- W.P. MacLachlan Circa 1925

Member of the Legislative Assembly of Saskatchewan for Morse

Personal details
- Born: April 3, 1878 Pakenham, Ontario
- Party: Liberal
- Occupation: Farmer

= William Paris MacLachlan =

Canadian politician

William Paris MacLachlan (April 3, 1878 - 1927) was a farmer and political figure in Saskatchewan. He represented Morse from 1925 to 1927 in the Legislative Assembly of Saskatchewan as a Liberal.

He was born in Pakenham, Ontario near White Lake, Ontario, the son of Thomas MacLachlan and Agnes Paris, and was educated there. MacLachlan was married twice: first to Rachel Evans in 1910, daughter of George Evans, Pakenham, Ontario and then to Nellie Jane McLachlan of Reston, Manitoba in 1919 after the death of his first wife from the flu epidemic. Mr. MacLachlan had six children with his first wife, Mary Agnes, Paris James, George Evan, Jean Rachael, Margaret Wilhelmina, Isabella Elizabeth.
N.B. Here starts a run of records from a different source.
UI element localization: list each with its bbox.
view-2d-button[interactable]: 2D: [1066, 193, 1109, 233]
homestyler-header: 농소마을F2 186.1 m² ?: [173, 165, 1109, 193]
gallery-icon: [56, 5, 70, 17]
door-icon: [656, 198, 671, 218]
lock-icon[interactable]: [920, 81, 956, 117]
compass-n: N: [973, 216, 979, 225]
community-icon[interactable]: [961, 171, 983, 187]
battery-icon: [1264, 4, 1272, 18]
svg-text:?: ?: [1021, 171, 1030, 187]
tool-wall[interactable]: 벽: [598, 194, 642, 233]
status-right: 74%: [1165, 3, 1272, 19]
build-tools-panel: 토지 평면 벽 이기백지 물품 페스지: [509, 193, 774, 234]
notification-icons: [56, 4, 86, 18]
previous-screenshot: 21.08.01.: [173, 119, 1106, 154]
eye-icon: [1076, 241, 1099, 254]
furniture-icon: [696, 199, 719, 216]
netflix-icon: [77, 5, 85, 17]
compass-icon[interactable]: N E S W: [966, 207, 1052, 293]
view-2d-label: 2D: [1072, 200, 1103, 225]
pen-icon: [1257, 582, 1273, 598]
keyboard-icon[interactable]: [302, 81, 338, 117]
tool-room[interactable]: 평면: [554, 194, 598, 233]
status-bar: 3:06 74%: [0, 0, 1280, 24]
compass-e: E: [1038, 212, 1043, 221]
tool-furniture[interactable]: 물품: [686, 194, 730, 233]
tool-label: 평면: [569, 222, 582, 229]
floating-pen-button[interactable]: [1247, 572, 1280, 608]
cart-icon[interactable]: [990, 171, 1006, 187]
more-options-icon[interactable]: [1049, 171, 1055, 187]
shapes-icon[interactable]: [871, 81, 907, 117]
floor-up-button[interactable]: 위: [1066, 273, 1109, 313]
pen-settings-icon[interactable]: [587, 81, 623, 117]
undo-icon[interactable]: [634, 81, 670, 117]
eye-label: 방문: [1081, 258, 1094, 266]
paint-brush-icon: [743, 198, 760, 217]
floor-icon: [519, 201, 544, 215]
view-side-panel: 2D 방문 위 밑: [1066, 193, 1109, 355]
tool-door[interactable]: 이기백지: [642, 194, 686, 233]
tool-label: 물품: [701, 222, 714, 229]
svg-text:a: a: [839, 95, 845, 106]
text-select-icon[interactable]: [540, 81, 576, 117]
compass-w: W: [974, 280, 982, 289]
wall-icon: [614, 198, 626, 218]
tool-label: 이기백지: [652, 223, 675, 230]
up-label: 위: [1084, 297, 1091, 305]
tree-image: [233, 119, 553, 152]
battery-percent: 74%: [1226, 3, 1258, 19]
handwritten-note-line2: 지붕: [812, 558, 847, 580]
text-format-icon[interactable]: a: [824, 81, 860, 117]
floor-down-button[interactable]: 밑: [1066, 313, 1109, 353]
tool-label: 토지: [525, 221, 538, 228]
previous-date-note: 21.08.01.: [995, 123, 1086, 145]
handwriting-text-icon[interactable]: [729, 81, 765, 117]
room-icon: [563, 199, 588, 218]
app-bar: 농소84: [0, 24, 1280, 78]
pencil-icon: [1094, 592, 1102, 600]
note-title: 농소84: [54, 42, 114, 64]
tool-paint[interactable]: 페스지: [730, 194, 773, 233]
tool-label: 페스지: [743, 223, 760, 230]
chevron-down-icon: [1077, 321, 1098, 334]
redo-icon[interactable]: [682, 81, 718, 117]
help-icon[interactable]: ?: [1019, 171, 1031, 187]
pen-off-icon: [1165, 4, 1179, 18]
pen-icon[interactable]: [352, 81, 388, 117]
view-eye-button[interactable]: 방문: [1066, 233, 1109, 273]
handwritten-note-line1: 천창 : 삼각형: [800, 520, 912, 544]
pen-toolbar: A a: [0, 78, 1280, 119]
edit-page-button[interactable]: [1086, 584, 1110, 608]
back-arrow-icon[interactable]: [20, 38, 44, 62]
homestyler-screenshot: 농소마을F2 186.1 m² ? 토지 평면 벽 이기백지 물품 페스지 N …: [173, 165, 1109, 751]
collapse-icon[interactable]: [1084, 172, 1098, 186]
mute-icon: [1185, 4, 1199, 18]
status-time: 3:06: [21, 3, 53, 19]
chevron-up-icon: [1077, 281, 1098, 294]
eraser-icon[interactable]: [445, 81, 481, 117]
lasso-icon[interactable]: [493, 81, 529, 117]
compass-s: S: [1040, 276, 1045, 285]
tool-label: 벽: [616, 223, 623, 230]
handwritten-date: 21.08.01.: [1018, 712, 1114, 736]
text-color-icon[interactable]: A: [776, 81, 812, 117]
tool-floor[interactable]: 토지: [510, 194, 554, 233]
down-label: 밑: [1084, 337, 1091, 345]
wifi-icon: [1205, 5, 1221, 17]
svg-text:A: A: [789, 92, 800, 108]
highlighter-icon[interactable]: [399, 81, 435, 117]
After his father's death, Mr. MacLachlan moved West in 1905 with his Mother and siblings to established land claims in what was known as the Eyebrow Hill area before being renamed Eskbank, Saskatchewan when the Canadian National (CN) rail line was established and ran right alongside the town site. There were three grain elevators build on the rail line at Eskbank.

He served on the council for the rural municipality of Eyebrow No. 193 and was reeve from 1921 to 1924. He ran unsuccessfully for the Swift Current—Maple Creek seat in the Canadian House of Commons in 1921. MacLachlan lived in Eskbank, Saskatchewan. He achieved more political success in the 1925 Provincial election on behalf of the Liberal Party for the Constituency of Morse, Saskatchewan in Premier Charles Avery Dunning government for the Constituency of Moose Jaw, Saskatchewan. Mr. Dunning joined the Federal Liberal Party with Sir Lyon McKenzie King in 1926 and was succeeded by James Garfield Gardiner as the 4th Premier of Saskatchewan in 1926.

William Paris MacLachlan died at home on the farm on June 21, 1927 while serving in office.

Mr. MacLachlan was also a member of Regina Consistory, Moose Jaw Scottish Rite, Eyebrow Masonic Lodge No 67.

On October 16, 1968 The Province of Saskatchewan, Department of Natural Resources under Minister Eiling Kramer, designated "MacLachlan Lake" Longitude 55" 50" and Latitude 104" 23' after W.P. MacLachlan and his dedicated service to the Province of Saskatchewan. The scroll presented to the family reads; "Saskatchewan's finest resource is the character and quality of her peoples: It is appropriate that her geographical features perpetuate the names and honour the work of those prominent in development of the Province, and those who gave dedicated service to fellow citizens."

One of his first Cousins was J.P. Bickell who shared the same middle name of "Paris" which was their mothers maiden name. Mr. Bickell was one of the great Canadian industrialists of his era.